Legal Positivism
Legal positivism is the jurisprudential thesis that the validity of law is determined by social facts — by what has been enacted, practiced, or recognized by relevant institutions — rather than by moral truth or natural reason. The classical formulation, associated with John Austin and later refined by H.L.A. Hart, holds that law is the command of a sovereign backed by sanctions, and that there is no necessary connection between law as it is and law as it ought to be.
This separation thesis — that legal validity and moral merit are conceptually independent — is the defining commitment of legal positivism. It allows positivists to recognize that unjust laws are still laws, and that legal systems can be studied as social phenomena without presupposing moral conclusions. Critics from natural law theory argue that this separation renders positivism unable to account for why law binds the conscience, or why citizens have any obligation to obey unjust legal commands.
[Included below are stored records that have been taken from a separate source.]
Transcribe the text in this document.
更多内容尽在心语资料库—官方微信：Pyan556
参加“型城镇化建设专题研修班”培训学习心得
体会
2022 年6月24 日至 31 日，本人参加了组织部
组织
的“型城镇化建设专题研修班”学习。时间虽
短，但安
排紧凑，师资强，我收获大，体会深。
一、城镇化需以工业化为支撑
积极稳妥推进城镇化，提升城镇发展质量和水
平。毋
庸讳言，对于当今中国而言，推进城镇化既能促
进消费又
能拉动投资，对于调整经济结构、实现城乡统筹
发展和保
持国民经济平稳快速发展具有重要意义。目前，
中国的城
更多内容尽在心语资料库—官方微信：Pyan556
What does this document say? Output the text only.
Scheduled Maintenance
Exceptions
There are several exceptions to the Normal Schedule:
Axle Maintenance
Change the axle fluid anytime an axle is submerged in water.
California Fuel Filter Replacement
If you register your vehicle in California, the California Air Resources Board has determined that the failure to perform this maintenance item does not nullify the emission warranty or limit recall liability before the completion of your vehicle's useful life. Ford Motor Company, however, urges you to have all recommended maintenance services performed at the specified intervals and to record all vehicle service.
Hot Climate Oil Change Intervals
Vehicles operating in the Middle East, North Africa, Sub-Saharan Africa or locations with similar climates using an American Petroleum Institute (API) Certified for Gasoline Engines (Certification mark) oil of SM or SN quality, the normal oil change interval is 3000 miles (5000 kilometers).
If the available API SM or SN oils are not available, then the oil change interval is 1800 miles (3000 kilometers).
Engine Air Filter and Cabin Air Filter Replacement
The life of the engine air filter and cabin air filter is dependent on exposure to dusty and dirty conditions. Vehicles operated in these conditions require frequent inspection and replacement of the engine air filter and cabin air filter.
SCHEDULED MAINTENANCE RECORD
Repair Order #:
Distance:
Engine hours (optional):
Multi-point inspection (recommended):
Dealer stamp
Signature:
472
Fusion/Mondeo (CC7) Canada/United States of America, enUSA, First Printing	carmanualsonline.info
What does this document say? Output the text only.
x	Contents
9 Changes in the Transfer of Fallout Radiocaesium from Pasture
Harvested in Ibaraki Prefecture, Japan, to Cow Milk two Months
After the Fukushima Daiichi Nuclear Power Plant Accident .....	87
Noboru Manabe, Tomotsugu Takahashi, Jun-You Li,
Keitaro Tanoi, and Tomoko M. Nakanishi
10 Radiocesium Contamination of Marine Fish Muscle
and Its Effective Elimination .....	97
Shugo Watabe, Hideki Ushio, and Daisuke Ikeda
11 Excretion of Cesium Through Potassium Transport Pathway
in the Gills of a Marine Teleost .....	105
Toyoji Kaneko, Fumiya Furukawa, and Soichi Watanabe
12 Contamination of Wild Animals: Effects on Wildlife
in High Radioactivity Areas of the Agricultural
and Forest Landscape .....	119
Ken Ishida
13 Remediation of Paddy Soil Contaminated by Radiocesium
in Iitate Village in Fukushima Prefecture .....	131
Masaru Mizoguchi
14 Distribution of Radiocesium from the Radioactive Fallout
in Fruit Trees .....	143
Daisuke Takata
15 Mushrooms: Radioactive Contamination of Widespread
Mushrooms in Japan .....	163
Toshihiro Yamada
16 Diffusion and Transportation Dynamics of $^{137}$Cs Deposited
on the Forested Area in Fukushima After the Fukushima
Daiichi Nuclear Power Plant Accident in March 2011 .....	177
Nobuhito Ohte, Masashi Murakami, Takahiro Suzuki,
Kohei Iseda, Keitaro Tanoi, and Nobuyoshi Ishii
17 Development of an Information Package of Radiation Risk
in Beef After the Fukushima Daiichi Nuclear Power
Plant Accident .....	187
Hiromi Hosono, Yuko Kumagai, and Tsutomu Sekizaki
The systems-theoretic critique cuts deeper. By treating law as a closed system of institutional recognition, positivism misses the feedback loops through which legal systems adapt to the societies they regulate. Law is not merely a set of valid norms; it is a dynamic system whose stability depends on alignment with the cooperative equilibria that emerge from social interaction. A legal system that systematically violates these equilibria does not remain stable merely because it is validly enacted. It decays — through noncompliance, evasion, and eventual replacement.
Legal positivism's central error is not its separation of law from morality. It is its failure to see that law is already embedded in a moral ecology — not because morality commands law, but because law survives only where it aligns with the emergent norms of cooperation. The sovereign's command is not the foundation of law. The cooperative equilibrium is.